Intervenor: Vol 25. No 3 & 4 July-December 2000

CELA succeeds in having Escarpment permit refused

On April 27, 2000, the Niagara Escarpment Commission approved a development permit application to construct a building for public mini-storage units in Sydenham Township, Grey County. The land in question is located at the base of the Niagara Escarpment. Development on the Niagara Escarpment and land in its vicinity is governed by the Niagara Escarpment Planning and Development Act (NEPDA). This legislation was enacted in recognition of the natural significance of the Escarpment with the goal of maintaining the area as a continuous natural environment. The Act is implemented through the Niagara Escarpment Plan. Included among the Plan's objectives is the maintenance and enhancement of the open landscape character of the Niagara Escarpment.

The subject lot is designated Escarpment Rural Area in the Niagara Escarpment Plan (this designation is less restrictive than the Escarpment Natural and Escarpment Protection Area designations). Under the Plan, certain restrictions are placed on the development within each land use designation in the Plan. Commercial and industrial development is permitted in the Escarpment Rural Area if it serves the agricultural and rural community and if it is small-scale. Development may also be permitted if it is an expansion of an existing use.

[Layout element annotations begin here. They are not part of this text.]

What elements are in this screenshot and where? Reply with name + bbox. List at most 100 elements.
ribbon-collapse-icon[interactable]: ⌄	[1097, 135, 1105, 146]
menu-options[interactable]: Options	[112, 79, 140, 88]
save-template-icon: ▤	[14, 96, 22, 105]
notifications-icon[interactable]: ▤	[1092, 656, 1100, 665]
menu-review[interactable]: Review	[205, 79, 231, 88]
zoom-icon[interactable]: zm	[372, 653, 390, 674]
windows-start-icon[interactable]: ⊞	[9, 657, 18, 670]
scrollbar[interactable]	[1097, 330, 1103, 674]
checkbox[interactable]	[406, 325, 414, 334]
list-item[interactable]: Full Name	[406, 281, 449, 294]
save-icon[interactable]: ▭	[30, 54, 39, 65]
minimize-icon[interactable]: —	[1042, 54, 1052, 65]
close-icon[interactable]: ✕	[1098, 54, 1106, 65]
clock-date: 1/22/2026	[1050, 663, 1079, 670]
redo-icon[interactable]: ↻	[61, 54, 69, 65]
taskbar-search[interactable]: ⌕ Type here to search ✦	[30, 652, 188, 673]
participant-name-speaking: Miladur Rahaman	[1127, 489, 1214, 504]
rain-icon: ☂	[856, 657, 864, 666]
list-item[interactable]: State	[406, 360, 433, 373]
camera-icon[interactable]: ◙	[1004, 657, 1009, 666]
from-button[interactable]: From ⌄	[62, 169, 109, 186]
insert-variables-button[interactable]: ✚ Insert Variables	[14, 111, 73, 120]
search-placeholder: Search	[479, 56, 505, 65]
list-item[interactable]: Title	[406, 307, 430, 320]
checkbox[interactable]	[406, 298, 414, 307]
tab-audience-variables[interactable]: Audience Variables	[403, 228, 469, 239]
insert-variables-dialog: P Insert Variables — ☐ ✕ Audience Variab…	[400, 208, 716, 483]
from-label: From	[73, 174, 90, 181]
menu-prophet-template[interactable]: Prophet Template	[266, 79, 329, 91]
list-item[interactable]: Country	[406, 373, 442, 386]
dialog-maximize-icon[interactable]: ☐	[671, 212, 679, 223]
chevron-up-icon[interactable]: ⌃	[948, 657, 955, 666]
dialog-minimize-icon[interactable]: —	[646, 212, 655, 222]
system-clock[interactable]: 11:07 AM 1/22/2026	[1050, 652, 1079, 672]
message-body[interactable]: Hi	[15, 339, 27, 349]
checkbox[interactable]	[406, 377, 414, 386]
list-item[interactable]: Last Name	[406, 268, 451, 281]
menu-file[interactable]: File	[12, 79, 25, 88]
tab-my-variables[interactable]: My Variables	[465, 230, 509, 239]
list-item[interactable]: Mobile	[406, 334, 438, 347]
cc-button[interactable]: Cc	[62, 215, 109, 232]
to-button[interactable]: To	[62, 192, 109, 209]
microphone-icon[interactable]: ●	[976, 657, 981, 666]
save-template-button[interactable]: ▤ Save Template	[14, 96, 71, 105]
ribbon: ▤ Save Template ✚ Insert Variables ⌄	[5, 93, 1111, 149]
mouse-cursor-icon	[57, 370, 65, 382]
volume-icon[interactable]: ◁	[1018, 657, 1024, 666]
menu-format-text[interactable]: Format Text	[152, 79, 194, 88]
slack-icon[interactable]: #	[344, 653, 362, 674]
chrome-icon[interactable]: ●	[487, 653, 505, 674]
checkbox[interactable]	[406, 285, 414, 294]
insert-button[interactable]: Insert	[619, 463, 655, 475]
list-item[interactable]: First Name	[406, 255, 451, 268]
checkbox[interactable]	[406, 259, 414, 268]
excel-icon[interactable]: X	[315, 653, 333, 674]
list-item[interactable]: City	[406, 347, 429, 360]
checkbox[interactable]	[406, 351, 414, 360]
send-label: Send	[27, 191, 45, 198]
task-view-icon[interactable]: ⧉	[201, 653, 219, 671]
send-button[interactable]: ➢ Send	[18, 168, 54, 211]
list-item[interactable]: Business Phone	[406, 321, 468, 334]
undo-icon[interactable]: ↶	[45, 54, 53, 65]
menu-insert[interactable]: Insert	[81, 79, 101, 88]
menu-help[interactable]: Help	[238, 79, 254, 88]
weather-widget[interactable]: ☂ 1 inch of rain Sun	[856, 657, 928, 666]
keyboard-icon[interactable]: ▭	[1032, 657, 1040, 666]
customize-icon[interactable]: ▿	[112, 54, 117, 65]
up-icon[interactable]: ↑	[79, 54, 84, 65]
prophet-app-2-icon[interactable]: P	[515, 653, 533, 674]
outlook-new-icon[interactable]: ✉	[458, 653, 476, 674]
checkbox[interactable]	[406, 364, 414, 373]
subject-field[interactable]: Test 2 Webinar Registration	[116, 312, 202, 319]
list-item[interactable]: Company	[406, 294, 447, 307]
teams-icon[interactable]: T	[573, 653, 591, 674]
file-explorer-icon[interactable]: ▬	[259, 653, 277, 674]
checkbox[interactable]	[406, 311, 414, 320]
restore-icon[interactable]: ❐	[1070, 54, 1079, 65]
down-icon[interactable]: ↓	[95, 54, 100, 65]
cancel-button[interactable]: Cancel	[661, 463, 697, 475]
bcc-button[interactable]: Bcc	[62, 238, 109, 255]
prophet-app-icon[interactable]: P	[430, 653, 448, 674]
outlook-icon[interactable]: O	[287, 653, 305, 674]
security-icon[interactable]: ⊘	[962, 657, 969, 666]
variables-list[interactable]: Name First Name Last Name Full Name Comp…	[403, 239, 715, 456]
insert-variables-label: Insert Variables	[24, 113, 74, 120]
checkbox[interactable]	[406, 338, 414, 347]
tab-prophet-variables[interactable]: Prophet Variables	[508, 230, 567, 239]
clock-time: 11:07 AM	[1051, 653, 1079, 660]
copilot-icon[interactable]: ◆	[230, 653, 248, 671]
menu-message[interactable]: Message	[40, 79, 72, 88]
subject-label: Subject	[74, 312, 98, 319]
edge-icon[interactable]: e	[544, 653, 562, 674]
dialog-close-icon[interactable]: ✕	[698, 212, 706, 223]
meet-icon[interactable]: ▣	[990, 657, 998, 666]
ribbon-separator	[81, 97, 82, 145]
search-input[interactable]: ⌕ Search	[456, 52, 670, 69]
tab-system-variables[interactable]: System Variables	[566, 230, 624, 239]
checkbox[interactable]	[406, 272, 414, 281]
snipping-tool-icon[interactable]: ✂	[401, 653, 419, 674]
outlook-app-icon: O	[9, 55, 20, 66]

Concerned that the proposed development failed to satisfy these requirements, and that the granting of the permit by the Niagara Escarpment Commission would set a damaging precedent, the Coalition on the Niagara Escarpment (CONE), represented by CELA, appealed the Niagara Escarpment Commission's decision. CONE is an umbrella group of twenty-four environmental and community organizations focussed on protecting the Niagara Escarpment.

At the hearing, CONE argued that further development of the subject property would be inconsistent with the goals of the NEPDA and the Niagara Escarpment Plan. In particular, higher density development, with its attendant traffic, parking and signs, would detract from the open landscape and natural environment character of the area. Such developments are intended to locate within urban areas of the Plan, not in the countryside.

In addition, CONE argued that the proposed land use failed to satisfy the requirements set out in the Niagara Escarpment Plan. This analysis was supported by the Niagara Escarpment Commission planning staff's report regarding the application. That report recommended the refusal of the permit, stating that in order to permit the proposed development, the area would need to be re-designated as a Minor Urban Centre through amendments to the Niagara Escarpment Plan and the local Official Plan.

CONE further suggested that given that the Niagara Escarpment Commission had considered the same issue regarding this property on several prior occasions, and had refused those applications, the continued use of the Commission's time and resources on the subject constituted an abuse of process.

Several local residents attended the hearing and three spoke against the proposed development. Citizens were concerned about the density of development in the area as well as negative effects on the Escarpment Rural Area as a buffer zone.

In his recommendation to the Minister of Natural Resources, Hearing Officer David Hutcheon confirmed that the proposed development does not meet the test for permitted uses under the Niagara Escarpment Plan, and fails to meet the objectives of the NEPDA. It should therefore be refused. On October 10, 2000, the Honourable John Snobelen, Minister of Natural Resources, adopted Mr. Hutcheon's recommendation and directed that the Niagara Escarpment Commission not issue a development permit.